Grogner, cela faisait partie du personnage. Mitterrandien avant tout, Emmanuelli prendra sa défense quand une polémique éclate au milieu des années 90 sur le passé vichyste du chef de l'Etat, boxant les rocardiens et les «ex-jospinistes» qui ont osé s'attaquer au grand homme. A la même époque, quand Delors renonce à la course à l'Elysée, Emmanuelli se lance, tout comme Lionel Jospin, dans le cadre d'une primaire. C'est l'époque où Ségolène Royal, qui se tâte déjà pour candidater elle-même, lance cette mise en garde : «Deux trains sont lancés à toute allure l'un contre l'autre, pilotés par les mêmes acteurs du détestable congrès de Rennes.» Jospin l'emportera finalement mais échouera à conquérir l'Elysée. Et deux ans plus tard, Emmanuelli, réélu député des Landes alors que Jospin arrive à Matignon, est condamné à dix-huit mois de prison avec sursis en tant qu'ex-trésorier du PS pour son rôle dans le volet marseillais de l'affaire Urba. Le tribunal estime alors qu'il n'y a «aucun manquement à l'honneur et à la charge politique de M. Emmannuelli». C'est ce qui s'appelle payer pour un système, en bouc émissaire. Une réalité qui a contribué à son crédit au sein des siens, conscients qu'il avait aussi pris pour eux.

Sciences Po, la banque et le PS

Orphelin de père à l'âge de 11 ans, Emmanuelli grandit dans une famille communiste au fin fond d'une vallée des Pyrénées, près d'Eaux-Bonnes où il est né en 1945. Diplômé de Sciences Po, il fait son entrée dans la vie active par la banque, à la compagnie financière Edmond de Rothschild. Tout en entretenant une forte défiance à l'égard de la bourgeoisie parisienne, il gravit professionnellement tous les échelons. En militant activement au PS. Et s'il a souvent dit préférer «la fonction tribunitienne à l'exercice du pouvoir», il a pu, notamment à la tête du PS ou à l'Assemblée, cumuler ces deux aspirations.

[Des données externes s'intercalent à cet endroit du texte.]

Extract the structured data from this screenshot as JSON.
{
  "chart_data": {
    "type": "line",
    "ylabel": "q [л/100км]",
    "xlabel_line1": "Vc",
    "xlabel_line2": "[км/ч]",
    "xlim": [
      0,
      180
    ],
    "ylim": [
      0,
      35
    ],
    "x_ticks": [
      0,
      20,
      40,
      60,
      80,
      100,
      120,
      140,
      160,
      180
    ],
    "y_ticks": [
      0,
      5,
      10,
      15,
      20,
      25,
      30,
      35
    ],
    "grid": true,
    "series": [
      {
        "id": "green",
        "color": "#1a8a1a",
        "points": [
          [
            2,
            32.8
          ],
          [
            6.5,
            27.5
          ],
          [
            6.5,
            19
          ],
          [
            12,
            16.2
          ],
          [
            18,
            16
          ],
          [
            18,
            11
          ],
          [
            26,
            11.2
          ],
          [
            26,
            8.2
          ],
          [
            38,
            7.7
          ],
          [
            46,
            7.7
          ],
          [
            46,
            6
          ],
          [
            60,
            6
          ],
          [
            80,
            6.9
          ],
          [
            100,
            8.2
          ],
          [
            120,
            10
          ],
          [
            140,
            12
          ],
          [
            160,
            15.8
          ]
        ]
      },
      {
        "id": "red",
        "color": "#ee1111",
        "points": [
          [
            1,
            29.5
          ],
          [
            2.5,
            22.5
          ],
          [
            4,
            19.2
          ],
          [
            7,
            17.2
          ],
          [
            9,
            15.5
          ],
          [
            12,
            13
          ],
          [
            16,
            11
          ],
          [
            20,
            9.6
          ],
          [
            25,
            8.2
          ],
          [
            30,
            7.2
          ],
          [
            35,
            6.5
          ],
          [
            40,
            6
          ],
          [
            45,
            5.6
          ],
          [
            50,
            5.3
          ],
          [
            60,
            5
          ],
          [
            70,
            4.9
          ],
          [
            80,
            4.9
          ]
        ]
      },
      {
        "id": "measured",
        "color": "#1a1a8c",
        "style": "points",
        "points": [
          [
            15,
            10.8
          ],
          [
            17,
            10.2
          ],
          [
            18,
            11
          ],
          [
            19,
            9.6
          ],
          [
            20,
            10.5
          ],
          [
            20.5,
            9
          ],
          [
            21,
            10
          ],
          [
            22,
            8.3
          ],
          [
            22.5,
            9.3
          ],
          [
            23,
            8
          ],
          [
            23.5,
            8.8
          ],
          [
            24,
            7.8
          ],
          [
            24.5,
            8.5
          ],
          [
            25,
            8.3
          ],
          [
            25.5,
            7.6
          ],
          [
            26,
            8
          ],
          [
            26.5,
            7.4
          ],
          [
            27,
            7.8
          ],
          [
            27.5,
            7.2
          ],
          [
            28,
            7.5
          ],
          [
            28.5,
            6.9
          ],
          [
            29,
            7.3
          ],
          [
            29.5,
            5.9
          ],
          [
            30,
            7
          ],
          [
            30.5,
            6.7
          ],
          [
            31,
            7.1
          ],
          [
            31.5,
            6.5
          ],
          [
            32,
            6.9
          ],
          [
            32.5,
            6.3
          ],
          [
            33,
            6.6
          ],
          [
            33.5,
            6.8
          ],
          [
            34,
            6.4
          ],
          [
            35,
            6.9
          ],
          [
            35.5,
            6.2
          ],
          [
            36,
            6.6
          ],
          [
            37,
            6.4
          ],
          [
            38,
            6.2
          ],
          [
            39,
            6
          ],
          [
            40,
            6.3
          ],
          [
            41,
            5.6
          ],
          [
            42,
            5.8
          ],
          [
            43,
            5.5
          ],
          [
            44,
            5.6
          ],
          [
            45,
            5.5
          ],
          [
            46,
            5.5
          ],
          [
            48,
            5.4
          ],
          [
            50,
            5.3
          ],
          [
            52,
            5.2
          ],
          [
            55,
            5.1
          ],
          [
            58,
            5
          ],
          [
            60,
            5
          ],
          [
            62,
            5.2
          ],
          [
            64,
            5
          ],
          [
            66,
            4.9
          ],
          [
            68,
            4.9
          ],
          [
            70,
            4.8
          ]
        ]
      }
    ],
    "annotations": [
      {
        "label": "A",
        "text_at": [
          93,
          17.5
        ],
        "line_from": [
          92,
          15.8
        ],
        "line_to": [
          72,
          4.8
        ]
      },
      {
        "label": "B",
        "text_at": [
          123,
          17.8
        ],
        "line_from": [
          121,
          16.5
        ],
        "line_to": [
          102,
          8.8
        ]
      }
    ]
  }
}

Devenu le chef de file de la gauche du PS après le référendum sur la Constitution européenne en 2005, dénonçant la créature préhistorique du «Solférinodactyle» qui aurait une aile droite plus grosse que son aile gauche, condamnant le PS à tourner en rond, Emmanuelli était également très proche d'Emmanuel Macron, lui aussi passé par Rothschild. Les deux hommes continuaient à se voir lors des passages de l'ancien président de l'Assemblée nationale à Paris, qui se faisaient de plus en plus rares. François Hollande l'avait nommé à la tête de la commission de surveillance de la Caisse des dépôts et des consignations. Ses derniers coups de gueule visaient à réformer l'institution pour la rendre plus autonome mais surtout réorienter ses bénéfices vers le financement des entreprises et non la réduction des déficits.

Le budget et les Landes

Tempétueux, l'ancien président de l'Assemblée nationale et député PS des Landes, qui se disait volontiers «archaïque et fier de l'être» et goûtait plutôt sa «mauvaise réputation», tirait à boulets rouges, en 2010, sur «l'économie-casino», rappelant que «les liquidités dans le monde progressent […] près de quatre fois plus vite que le PIB». Et enjoignant ses collègues à créer «un régime de responsabilité pour faute des agences de notation.» Il avait d'ailleurs présidé la commission d'enquête parlementaire sur la crise financière de 2007-2008.

Atteint d’une maladie dégénérative qui l’affaiblissait énormément depuis quelques années, Emmanuelli s’était recentré sur son fief local. Amateur d’Armagnac, il avait sauvé les vignes appartenant au conseil départemental pour continuer à produire une eau-de-vie publique qui faisait sa fierté. Depuis de longs mois, il travaillait activement à sa succession politique, préparant l’atterrissage aux législatives de Boris Vallaud, ancien secrétaire général adjoint de l’Elysée, énarque passé par le cabinet d’Arnaud Montebourg. Hospitalisé depuis le début du week-end pour une double bronchite infectieuse, Henri Emmanuelli avait dû renoncer à présider la dernière session du conseil départemental consacrée à ses deux passions : le budget et les Landes.